Я обернулась к доктору. Тот снял очки и пристально за мной наблюдал.
– Могу я задать вам один вопрос? – спросила я.
Он кивнул.
– Мне нужна мужская точка зрения. У вас есть дети?
– Нет, насколько я… то есть нет.
– Вот, вы собирались сказать «насколько я знаю, нет». Так?
– Я хотел, но поправился. Ну, почти.
– Ладно. Итак, никаких детей. Как бы вы отреагировали, если бы встречались с женщиной, но потом вы разошлись, а через некоторое время она бы пришла и сказала, что, мол, знаешь, я жду от тебя ребенка. Вы вообще хотели бы знать?

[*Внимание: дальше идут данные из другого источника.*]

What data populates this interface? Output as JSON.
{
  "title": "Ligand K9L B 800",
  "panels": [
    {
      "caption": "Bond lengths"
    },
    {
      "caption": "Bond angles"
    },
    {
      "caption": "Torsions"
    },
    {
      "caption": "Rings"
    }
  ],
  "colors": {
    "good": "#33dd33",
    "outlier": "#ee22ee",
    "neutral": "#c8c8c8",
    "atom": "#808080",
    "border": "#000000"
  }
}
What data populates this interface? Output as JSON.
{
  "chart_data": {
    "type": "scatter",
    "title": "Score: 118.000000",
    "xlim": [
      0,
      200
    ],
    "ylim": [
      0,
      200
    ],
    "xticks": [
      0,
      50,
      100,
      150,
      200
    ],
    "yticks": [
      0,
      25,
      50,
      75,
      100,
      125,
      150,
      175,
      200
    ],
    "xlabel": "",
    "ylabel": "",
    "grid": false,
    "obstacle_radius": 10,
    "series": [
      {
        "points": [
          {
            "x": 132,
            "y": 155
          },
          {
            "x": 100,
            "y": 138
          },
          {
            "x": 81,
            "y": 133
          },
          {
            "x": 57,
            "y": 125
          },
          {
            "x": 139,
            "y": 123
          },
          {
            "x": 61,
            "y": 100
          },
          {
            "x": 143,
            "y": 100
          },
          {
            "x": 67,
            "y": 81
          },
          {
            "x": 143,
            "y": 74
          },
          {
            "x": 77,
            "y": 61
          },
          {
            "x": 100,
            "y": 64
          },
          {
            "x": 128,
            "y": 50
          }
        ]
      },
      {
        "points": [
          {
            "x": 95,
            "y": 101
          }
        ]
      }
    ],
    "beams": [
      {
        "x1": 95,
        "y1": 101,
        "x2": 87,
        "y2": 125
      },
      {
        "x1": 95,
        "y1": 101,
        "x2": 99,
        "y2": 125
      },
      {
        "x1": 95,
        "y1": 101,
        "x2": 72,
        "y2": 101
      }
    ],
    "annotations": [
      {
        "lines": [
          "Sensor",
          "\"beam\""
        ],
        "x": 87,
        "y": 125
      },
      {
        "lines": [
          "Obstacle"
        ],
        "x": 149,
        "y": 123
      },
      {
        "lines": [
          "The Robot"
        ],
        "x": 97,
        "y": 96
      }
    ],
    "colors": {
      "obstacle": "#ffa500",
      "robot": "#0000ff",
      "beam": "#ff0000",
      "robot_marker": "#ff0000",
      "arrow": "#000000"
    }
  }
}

– Если говорить обо мне, – задумчиво протянул доктор. – Да. Я бы хотел знать. И хотел бы присутствовать в жизни этого ребенка.
– Даже если вы с матерью больше не вместе?

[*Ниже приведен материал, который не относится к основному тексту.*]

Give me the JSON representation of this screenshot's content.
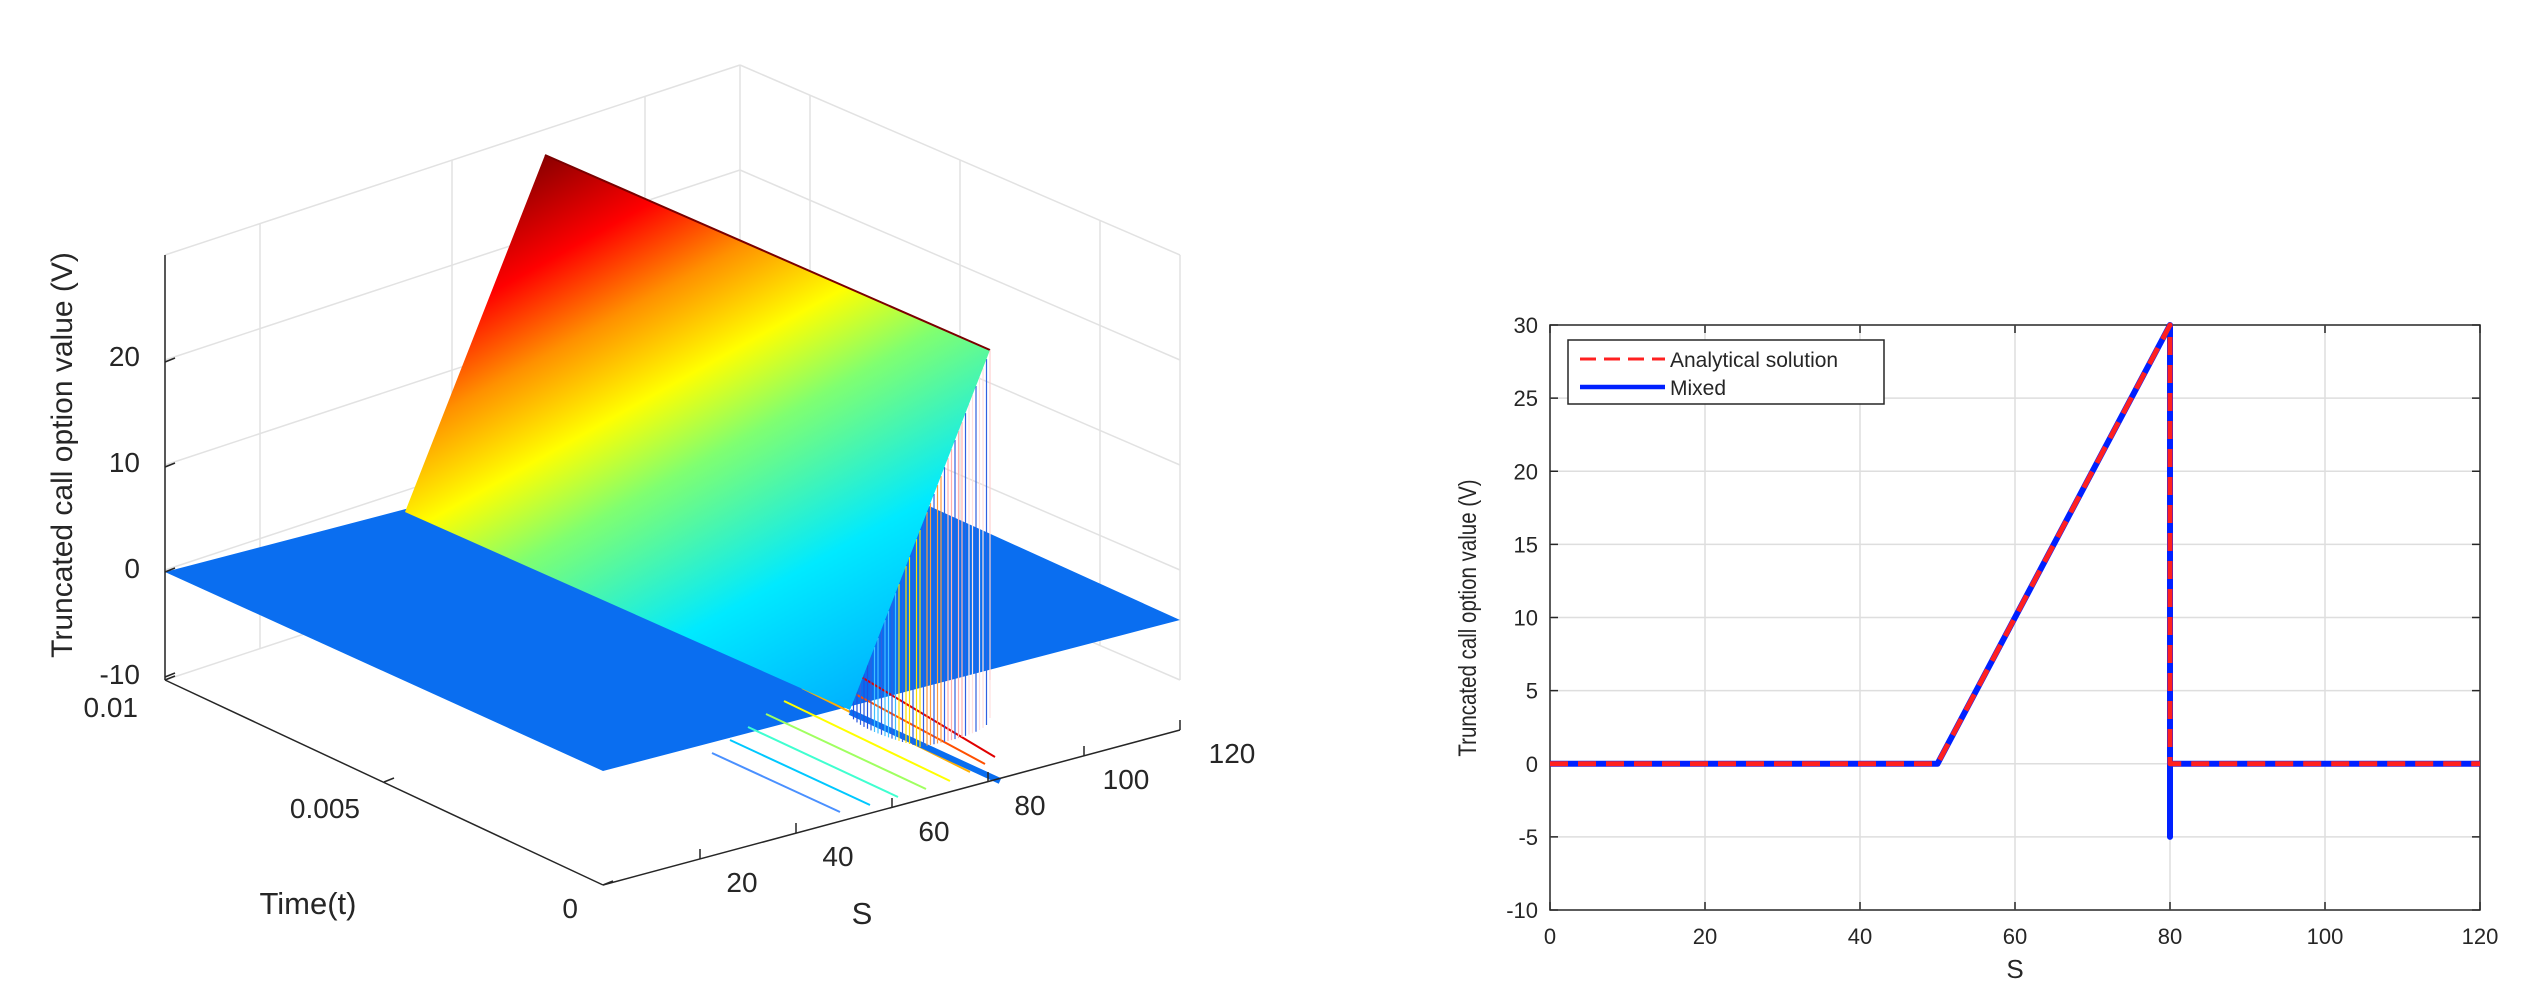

– Мне кажется, дети заслуживают того, чтобы в их жизни участвовали оба родителя, даже если они не живут вместе. В этом мире трудно расти. Так что детям нужна вся помощь, какую они только могут получить.
Я, конечно, хотела услышать совсем другое. Что-то вроде: «Кэнни, ты сможешь все сделать сама! Ты справишься в одиночку!» Если я хотела жить без Брюса – а все к тому шло, – я хотела удостовериться, что родитель-одиночка – это вполне нормально и достаточно.
– Думаете, я должна ему рассказать?
– Если говорить обо мне, – повторил доктор, – я бы хотел, чтобы мне рассказали. Независимо от того, что вы сделаете и чего он хочет, решение в конечном счете принимаете вы. Что самое худшее может случиться?
– Он и его мать подадут в суд на установление опеки и заберут ребенка?
– Это было у Опры?
– У Салли Джесси.
Становилось все холоднее, и я пыталась плотнее закутаться в халат.
– Знаете, кого вы мне напоминаете?
– Если скажете, что Джанин Гарофало, я спрыгну, – предупредила я.
Меня вечно с ней сравнивали.
– Нет.
– Вашу маму? – снова попытала счастье я.
– Только не мою мать, – горячо возразил доктор.
– Парня на шоу Джерри Спрингера, который был таким толстым, что парамедикам пришлось прорезать в доме дыру, чтоб его вытащить?
Доктор старался не улыбаться, но получалось из рук вон плохо.
– Посерьезнее! – отругал меня доктор.
– Ладно. Кого?
– Мою сестру.
– Ой. – Я растерянно умолкла. – А она…
И что сказать? Она толстая? Она забавная? Она залетела от бывшего парня?
– Она была чем-то похожа на вас, – произнес доктор.
Он протянул руку, почти коснулся моего лица кончиками пальцев.
– У нее были такие же щеки, улыбка.
Я спросила первое, что пришло в голову:
– Она была младше или старше?
– Старше, – ответил он, отстраненно глядя перед собой. – Она умерла, когда мне было девять.
– Ох…
– Многие пациенты при первой встрече спрашивают, что подвигло меня заняться этим направлением медицины. На первый взгляд совсем не очевидно же. Я не женщина, у меня никогда не было проблем с весом…
– О давайте, на любимую мозоль, – попыталась сострить я. – Значит, ваша сестра была… в теле?
– Нет, не то чтобы. Но вес сводил ее с ума. – Я видела лишь часть его лица с улыбкой. – Она вечно сидела на всяких диетах… яйца вкрутую на одной неделе, арбуз – на следующей.
– У нее было… расстройство пищевого поведения?
– Нет. Просто неврозы из-за еды. Она попала в автомобильную аварию… так и погибла. Я помню, мои родители были в больнице, и никто долгое время не говорил мне, что происходит. Наконец моя тетя, сестра матери, зашла в комнату и объяснила, что Кэти на небесах и что мне не надо грустить, потому что небеса – это чудесное место, где можно делать все, что хочешь и любишь. Так что в детстве я считал, что рай – это место, полное шоколадных бисквитов в глазури, мороженого, бекона и вафель… всего того, что Кэти никогда себе не позволяла.